Ariane 6 is the next generation European launcher used by the European Space Agency (ESA) to deliver satellites and payloads into orbit. The first stage engine frame (VUAB) supports the huge thrust during launch and it is where the main engine, fuel lines and electronics are attached. Currently, the VUAB is manufactured by machining thick plates of aluminium, which is time consuming, requires high volumes of raw material and produces significant amount of waste. The development of an improved design and a more efficient production method is investigated during this study by employing Friction Stir Welding (FSW) as a new manufacturing process and Aluminium-Lithium (Al-Li) as a novel material alloy.

FSW is a solid state welding technique in which heat is generated by friction, providing joints with excellent mechanical performances and surface finish (see Figure 1). The AA2196 T8 alloy employed is a recent low density and high stiffness Al-Li alloy used for extrusion designs for aerospace applications.

The proposed concept is based on extruded profiles made of AA2196, which are welded together using friction stir welding in a butt joint configuration. This solution aims to drastically reduce the amount of raw material waste, therefore reducing manufacturing cost and time.
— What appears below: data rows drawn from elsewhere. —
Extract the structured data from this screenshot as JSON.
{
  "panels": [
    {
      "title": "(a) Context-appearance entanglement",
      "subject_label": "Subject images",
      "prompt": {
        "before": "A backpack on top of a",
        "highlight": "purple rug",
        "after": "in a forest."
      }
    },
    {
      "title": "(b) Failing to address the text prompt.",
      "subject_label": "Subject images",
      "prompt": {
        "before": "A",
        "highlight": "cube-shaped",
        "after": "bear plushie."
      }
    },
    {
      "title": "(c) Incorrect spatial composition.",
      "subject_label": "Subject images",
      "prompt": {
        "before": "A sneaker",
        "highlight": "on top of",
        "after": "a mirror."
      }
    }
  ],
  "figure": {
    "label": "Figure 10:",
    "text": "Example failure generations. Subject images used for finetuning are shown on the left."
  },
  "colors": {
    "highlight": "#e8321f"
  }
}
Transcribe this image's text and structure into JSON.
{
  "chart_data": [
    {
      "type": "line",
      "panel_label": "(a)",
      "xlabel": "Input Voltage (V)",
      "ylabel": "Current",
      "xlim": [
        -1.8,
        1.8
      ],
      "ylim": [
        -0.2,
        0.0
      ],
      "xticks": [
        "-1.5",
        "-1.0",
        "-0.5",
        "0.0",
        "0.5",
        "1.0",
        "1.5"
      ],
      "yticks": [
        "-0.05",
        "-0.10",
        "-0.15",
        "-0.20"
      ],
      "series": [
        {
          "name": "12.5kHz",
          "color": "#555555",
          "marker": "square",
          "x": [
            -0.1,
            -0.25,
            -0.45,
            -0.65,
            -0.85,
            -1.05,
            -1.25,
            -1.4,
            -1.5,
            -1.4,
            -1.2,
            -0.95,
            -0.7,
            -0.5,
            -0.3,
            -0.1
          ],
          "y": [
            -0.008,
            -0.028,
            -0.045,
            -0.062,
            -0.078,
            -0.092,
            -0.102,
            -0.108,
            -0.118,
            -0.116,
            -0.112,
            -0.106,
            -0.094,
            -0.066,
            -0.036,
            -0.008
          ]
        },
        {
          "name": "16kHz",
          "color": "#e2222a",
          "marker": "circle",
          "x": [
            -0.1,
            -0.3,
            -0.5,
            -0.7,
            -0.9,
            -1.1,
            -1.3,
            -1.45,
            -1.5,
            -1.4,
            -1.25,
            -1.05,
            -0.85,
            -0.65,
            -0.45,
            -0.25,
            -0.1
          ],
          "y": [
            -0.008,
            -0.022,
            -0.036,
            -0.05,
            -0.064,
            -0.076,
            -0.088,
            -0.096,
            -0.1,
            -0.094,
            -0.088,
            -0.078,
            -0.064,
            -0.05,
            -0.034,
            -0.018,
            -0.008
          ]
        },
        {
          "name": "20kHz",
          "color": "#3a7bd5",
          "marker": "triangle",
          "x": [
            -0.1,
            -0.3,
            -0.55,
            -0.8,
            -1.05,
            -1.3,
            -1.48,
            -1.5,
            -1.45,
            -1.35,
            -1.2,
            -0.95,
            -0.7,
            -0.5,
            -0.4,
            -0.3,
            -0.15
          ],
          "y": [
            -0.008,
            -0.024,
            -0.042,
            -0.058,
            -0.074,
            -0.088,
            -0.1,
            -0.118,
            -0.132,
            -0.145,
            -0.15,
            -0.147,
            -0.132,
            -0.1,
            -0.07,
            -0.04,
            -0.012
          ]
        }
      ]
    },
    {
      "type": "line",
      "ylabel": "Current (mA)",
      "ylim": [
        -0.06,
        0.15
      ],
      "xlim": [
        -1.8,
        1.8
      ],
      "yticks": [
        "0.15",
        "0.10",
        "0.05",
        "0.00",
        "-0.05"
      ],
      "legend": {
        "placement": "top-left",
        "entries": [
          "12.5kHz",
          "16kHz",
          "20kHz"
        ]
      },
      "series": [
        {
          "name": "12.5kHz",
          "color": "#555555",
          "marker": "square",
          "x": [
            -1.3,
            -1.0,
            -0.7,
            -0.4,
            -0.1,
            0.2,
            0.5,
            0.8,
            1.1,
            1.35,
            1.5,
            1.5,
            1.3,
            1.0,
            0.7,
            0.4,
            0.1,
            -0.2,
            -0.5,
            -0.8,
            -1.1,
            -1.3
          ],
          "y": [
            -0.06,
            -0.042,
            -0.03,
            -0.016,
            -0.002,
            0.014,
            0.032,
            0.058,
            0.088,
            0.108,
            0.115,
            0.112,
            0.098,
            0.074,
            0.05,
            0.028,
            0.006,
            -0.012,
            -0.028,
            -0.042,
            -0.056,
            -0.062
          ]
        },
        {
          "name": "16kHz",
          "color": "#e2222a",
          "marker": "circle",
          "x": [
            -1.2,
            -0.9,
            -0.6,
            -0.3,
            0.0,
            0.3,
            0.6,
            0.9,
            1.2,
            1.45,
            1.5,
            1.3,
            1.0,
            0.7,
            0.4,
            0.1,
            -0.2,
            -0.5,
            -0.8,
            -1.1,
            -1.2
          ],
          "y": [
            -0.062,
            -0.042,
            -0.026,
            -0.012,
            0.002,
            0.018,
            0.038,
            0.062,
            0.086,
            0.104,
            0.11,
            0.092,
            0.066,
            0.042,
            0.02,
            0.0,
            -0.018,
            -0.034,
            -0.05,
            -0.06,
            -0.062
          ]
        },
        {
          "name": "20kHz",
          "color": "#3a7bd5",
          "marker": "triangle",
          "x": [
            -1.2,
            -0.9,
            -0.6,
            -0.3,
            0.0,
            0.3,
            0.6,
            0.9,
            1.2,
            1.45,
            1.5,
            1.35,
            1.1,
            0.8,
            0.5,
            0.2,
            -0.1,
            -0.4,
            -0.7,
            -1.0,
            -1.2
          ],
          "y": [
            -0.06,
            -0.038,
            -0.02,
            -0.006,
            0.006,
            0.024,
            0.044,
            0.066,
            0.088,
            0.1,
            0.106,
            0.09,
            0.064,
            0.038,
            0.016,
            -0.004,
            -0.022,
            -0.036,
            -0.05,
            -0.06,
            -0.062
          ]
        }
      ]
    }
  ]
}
Besides, structural analysis using ABAQUS showed that, with re-design of the VUAB panels when considering higher properties AA2196, mass saving may be achieved.

Figure 1: Friction Stir Welding process overview.

KEY RESULTS

·       A generic physics based methodology was proposed (see Fig. 2).

·       An optimized design was found resulting in a 311 kg mass reduction for the VUAB skirt.

·       Experimental campaign was performed on 4 mm thick plates for both AA7075 and AA2196.

·       Rotational speed and translational rate were varied during welding to assess the effect pf process parameters on the joint quality.

·       Microscopic analysis revealed the typical zones of the weld (Figure 2), showing no major defects.

·       Mechanical characterization of the welded samples was performed with hardness measurements (Figure 3) and tensile tests, which demonstrated a maximum joint strength efficiency of 89% for AA7075 and 76% for AA2196 (Figure 4).

·       The use of FSW to produce the VUAB panels was found to halve the manufacturing cost as well as throughput time.

·       Finally, assessment of the impact on infrastructure when employing FSW for the VUAB skirt was proposed during the work.

 

Figure 2: Typical zones of FSWelded cross section.




Figure 3: Hardness measurements of the welded area.

Indents performed at the cross section mid-line.


Figure 4: Results of the tensile tests for AA2196.